By 2017, analytic applications offered by software vendors will be indistinguishable from analytic applications offered by service providers.
Traditional vendors of analytic platforms recognise that in order to expand their reach beyond traditional power users, they must deliver packaged domain expertise and applications to enable self-service by a wider range of users. Service providers are seeking to turn custom project work and domain expertise into repeatable solutions that can be adopted by other organisations more easily.
The result is that end-user organisations selecting analytic applications will have a significantly wider variety of possible providers to evaluate. Organisations evaluating software vendors will almost always find a SaaS version of their packaged applications, and the similarity of product concepts will shift the emphasis of competition to the domain expertise embedded by the vendors into the application. Software vendors will increasingly face a co-opetition situation with their traditional service provider channels, forcing them to augment their own professional service capabilities. Service providers will use packaged applications as an integral part of their customer relationships, implying that there is a greater specialisation in the services that they provide.
Until 2016, big data confusion will constrain spending on BI and analytics software to single-digit growth.
Despite the strong interest in BI and analytics, confusion around big data is inhibiting spending on BI and analytics software. Until 2016, service providers will garner business by closing the gap between available big data technology and business cases. As big data matures and more packaged intellectual property is available, big data analytics will become more relevant, mainstream and, ultimately, hugely disruptive.

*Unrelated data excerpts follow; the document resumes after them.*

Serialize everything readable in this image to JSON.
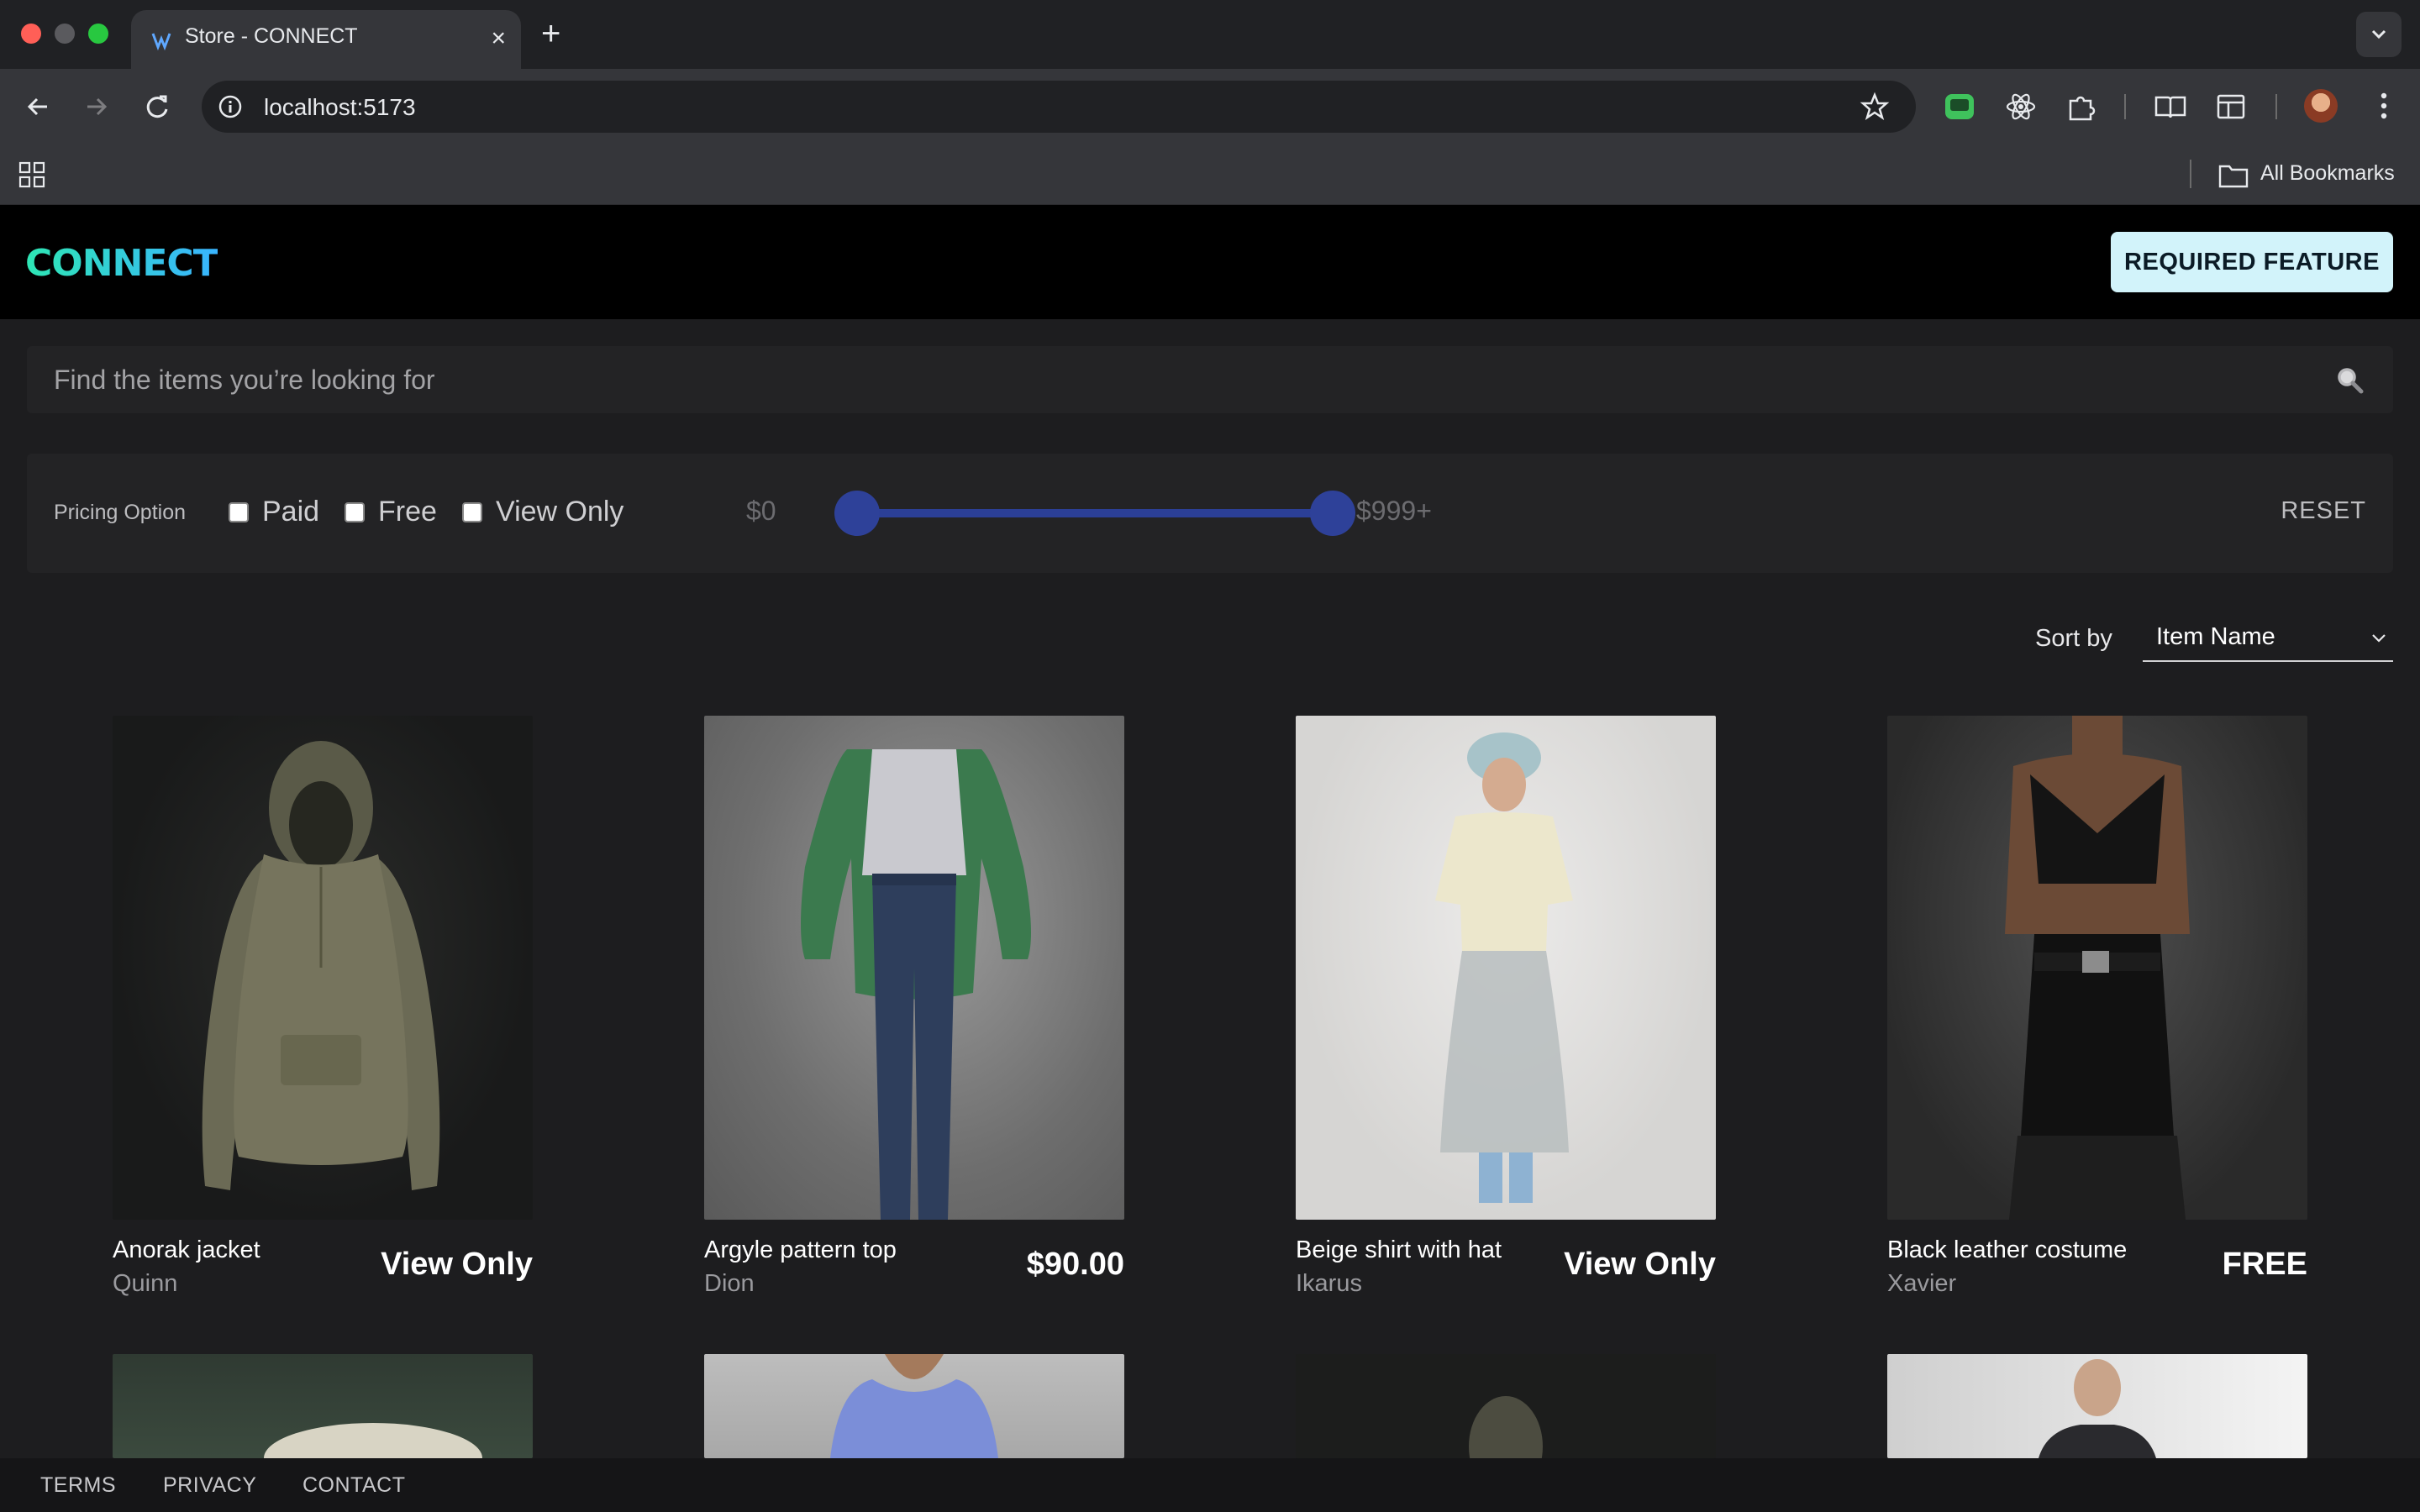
{
  "browser": {
    "tab_title": "Store - CONNECT",
    "tab_close": "×",
    "new_tab": "+",
    "url": "localhost:5173",
    "bookmarks_label": "All Bookmarks"
  },
  "header": {
    "logo": "CONNECT",
    "required_feature_label": "REQUIRED FEATURE"
  },
  "search": {
    "placeholder": "Find the items you’re looking for"
  },
  "filters": {
    "pricing_label": "Pricing Option",
    "options": [
      "Paid",
      "Free",
      "View Only"
    ],
    "price_min_label": "$0",
    "price_max_label": "$999+",
    "price_range_selected": [
      0,
      1
    ],
    "reset_label": "RESET"
  },
  "sort": {
    "label": "Sort by",
    "value": "Item Name"
  },
  "products": [
    {
      "name": "Anorak jacket",
      "creator": "Quinn",
      "price": "View Only",
      "image_icon": "anorak-jacket-image"
    },
    {
      "name": "Argyle pattern top",
      "creator": "Dion",
      "price": "$90.00",
      "image_icon": "argyle-top-image"
    },
    {
      "name": "Beige shirt with hat",
      "creator": "Ikarus",
      "price": "View Only",
      "image_icon": "beige-shirt-image"
    },
    {
      "name": "Black leather costume",
      "creator": "Xavier",
      "price": "FREE",
      "image_icon": "black-leather-image"
    }
  ],
  "footer": {
    "links": [
      "TERMS",
      "PRIVACY",
      "CONTACT"
    ]
  },
  "colors": {
    "page_bg": "#1d1d1f",
    "panel_bg": "#232325",
    "accent_button": "#d2f3fa",
    "slider": "#2e4199"
  }
}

Recent Gartner surveys show that only 30 percent of organisations have invested in big data, of which only a quarter (eight percent of the total) have made it into production. This leaves room for substantial future growth. Analytics plays squarely into the big data trend, where the growing volume, velocity and variety of data create opportunities outside of the traditional, established BI domains and buying centers. However, that also makes the sourcing of analytics bigger and more technically complex than what has been done before.

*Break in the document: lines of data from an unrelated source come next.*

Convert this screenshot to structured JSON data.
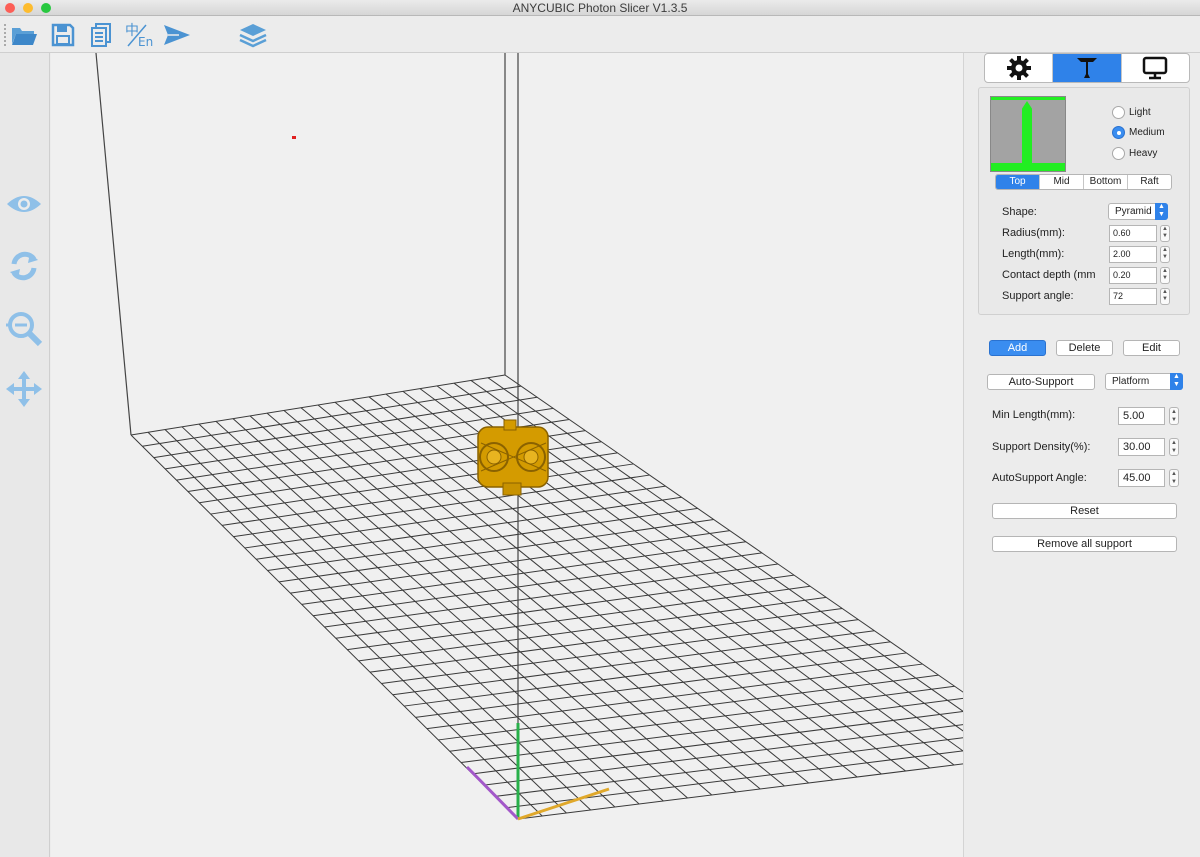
{
  "window": {
    "title": "ANYCUBIC Photon Slicer V1.3.5"
  },
  "toolbar": {
    "items": [
      "open-folder",
      "save",
      "copy",
      "language-zh-en",
      "send",
      "layers"
    ]
  },
  "left_tools": [
    "eye",
    "rotate",
    "zoom",
    "move"
  ],
  "colors": {
    "accent": "#2f82e9",
    "icon_blue": "#5a9fd6",
    "model": "#d49b00",
    "support_green": "#22ee22"
  },
  "panel": {
    "tabs": [
      "settings",
      "support",
      "display"
    ],
    "density": {
      "options": [
        "Light",
        "Medium",
        "Heavy"
      ],
      "selected": "Medium"
    },
    "support_parts": {
      "tabs": [
        "Top",
        "Mid",
        "Bottom",
        "Raft"
      ],
      "selected": "Top"
    },
    "fields": {
      "shape_label": "Shape:",
      "shape_value": "Pyramid",
      "radius_label": "Radius(mm):",
      "radius_value": "0.60",
      "length_label": "Length(mm):",
      "length_value": "2.00",
      "contact_label": "Contact depth (mm",
      "contact_value": "0.20",
      "angle_label": "Support angle:",
      "angle_value": "72"
    },
    "actions": {
      "add": "Add",
      "delete": "Delete",
      "edit": "Edit"
    },
    "auto": {
      "button": "Auto-Support",
      "mode": "Platform",
      "min_length_label": "Min Length(mm):",
      "min_length_value": "5.00",
      "density_label": "Support Density(%):",
      "density_value": "30.00",
      "angle_label": "AutoSupport Angle:",
      "angle_value": "45.00",
      "reset": "Reset",
      "remove_all": "Remove all support"
    }
  }
}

Paradoxically, the confusion that surrounds the “big data” term and the uncertainty about the tangible benefits of big data are partially to blame for the soft BI and analytics market. Procurement cycles have slowed while budget holders try to match the right tooling to the right business case. In the interim, BI and analytics continue to remain at the forefront for CIOs, and service providers will attempt to bridge much of the confusion. The gap will completely close when those services will become “productised.” This, in addition to a confluence of technology maturity cycles, is expected to occur around 2016. Beyond 2016, when the solution has found the problem, when the discussion has matured from technology to business, and when there will be more off-the-shelf capability available, big data analytics will pervade almost everything that we do, helping push society unequivocally into the digital age.